Below is the second application essay that I wrote to get into the Yale School of Management to pursue my MBA. See the first one here.
Topic:What motivates you to apply to the Yale School of Management for your MBA? What will you contribute to Yale and Yale SOM?
I hope to contribute diversity and initiative to the Yale community. I grew up in a cramped two-bed, one-bath living space in my parents’ rundown Las Vegas motel frequented by drug addicts, prostitutes, and police. I remember as a six-year old walking in flip-flops along my “neighborhood” sidewalk trying to avoid shattered glass from broken beer bottles. After volunteering at a local emergency department, I was inspired to become a physician. I became intrigued with combined baccalaureate/MD programs that offered high school students a guaranteed spot in medical school. However, these programs had an average acceptance rate of 5% and SAT score of 2250. After receiving a 1760 on a practice SAT, countless hours studying combined with some test-day luck helped me achieve a perfect 2400. But my reluctance to share the upbringing I had been ashamed of as a child led to sub- par applications that didn’t truly convey my personal story. Despite multiple rejections, my acceptance into the USC Bacc/MD program made the other disheartening envelopes disappear. No longer embarrassed, I now hope to share my background with Yale classmates.

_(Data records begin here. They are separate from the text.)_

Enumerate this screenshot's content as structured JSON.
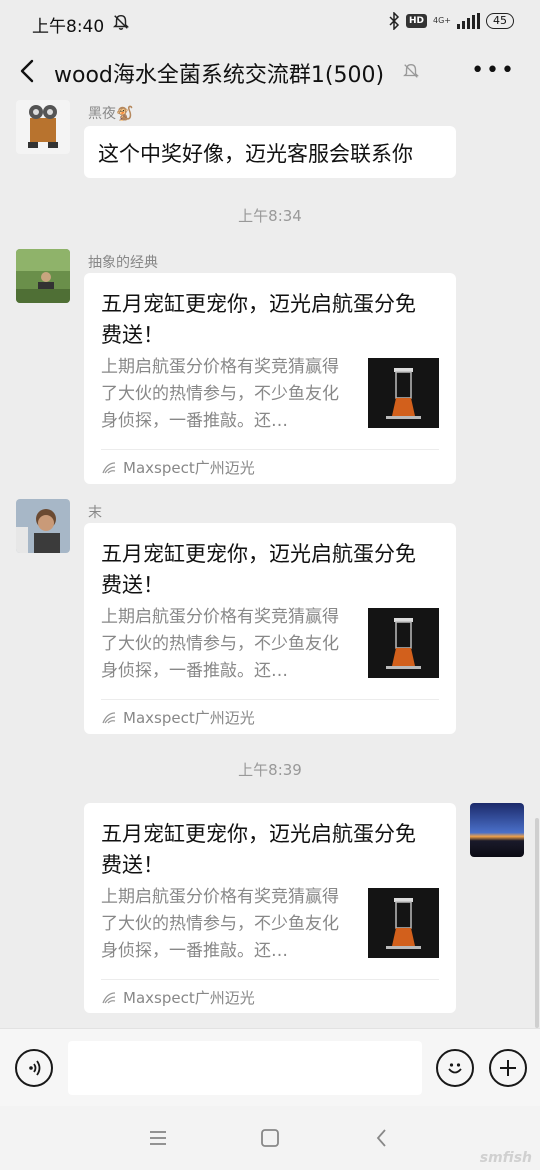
{
  "status": {
    "time": "上午8:40",
    "hd": "HD",
    "network": "4G+",
    "battery": "45"
  },
  "header": {
    "title": "wood海水全菌系统交流群1(500)",
    "more": "•••"
  },
  "messages": {
    "m1": {
      "sender": "黑夜🐒",
      "text": "这个中奖好像，迈光客服会联系你"
    },
    "t1": "上午8:34",
    "m2": {
      "sender": "抽象的经典",
      "title": "五月宠缸更宠你，迈光启航蛋分免费送！",
      "desc": "上期启航蛋分价格有奖竞猜赢得了大伙的热情参与，不少鱼友化身侦探，一番推敲。还…",
      "source": "Maxspect广州迈光"
    },
    "m3": {
      "sender": "末",
      "title": "五月宠缸更宠你，迈光启航蛋分免费送！",
      "desc": "上期启航蛋分价格有奖竞猜赢得了大伙的热情参与，不少鱼友化身侦探，一番推敲。还…",
      "source": "Maxspect广州迈光"
    },
    "t2": "上午8:39",
    "m4": {
      "title": "五月宠缸更宠你，迈光启航蛋分免费送！",
      "desc": "上期启航蛋分价格有奖竞猜赢得了大伙的热情参与，不少鱼友化身侦探，一番推敲。还…",
      "source": "Maxspect广州迈光"
    }
  },
  "watermark": "smfish"
}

In college, I took initiative to write an SAT prep book. Unfortunately, most publishers dismissed my book proposal with one stating “I didn’t find Shaan’s writing or persona particularly engaging – he’s not a great writer.” After losing hope for a book deal, I decided to leverage my material and use extra scholarship money I had saved as initial capital to launch 2400 Expert SAT Prep. The 376-point average score improvement in the pilot class confirmed my “easy-to-read” text resonated well with students. When McGraw-Hill saw what I was building, the acquisitions editor offered me a book deal. Ironically, what I had originally wanted didn’t become a reality until I took initiative elsewhere. I plan to take similar initiative at Yale by assuming leadership roles and creating new student organizations.
In medical school, I continued to take initiative by developing an online SAT course. But there was one central challenge: McGraw-Hill now owned the copyright to my material. While most online test prep providers said “it won’t be possible to use that material in online SAT prep,” Yale alumni Chad Troutwine and Markus Moberg used their business acumen to secure a creative licensing deal with McGraw-Hill that packaged my book with every Veritas Prep online course. Similarly, I plan to enhance Yale’s academic community by creating meaningful partnership opportunities for students. For example, I’d like to help Yale medical students learn the business of health care through a lecture series in which Yale MBA students present topics such as hospital operations and physician leadership. I hope cross-campus collaborations such as this will enrich the greater Yale community beyond Evans Hall.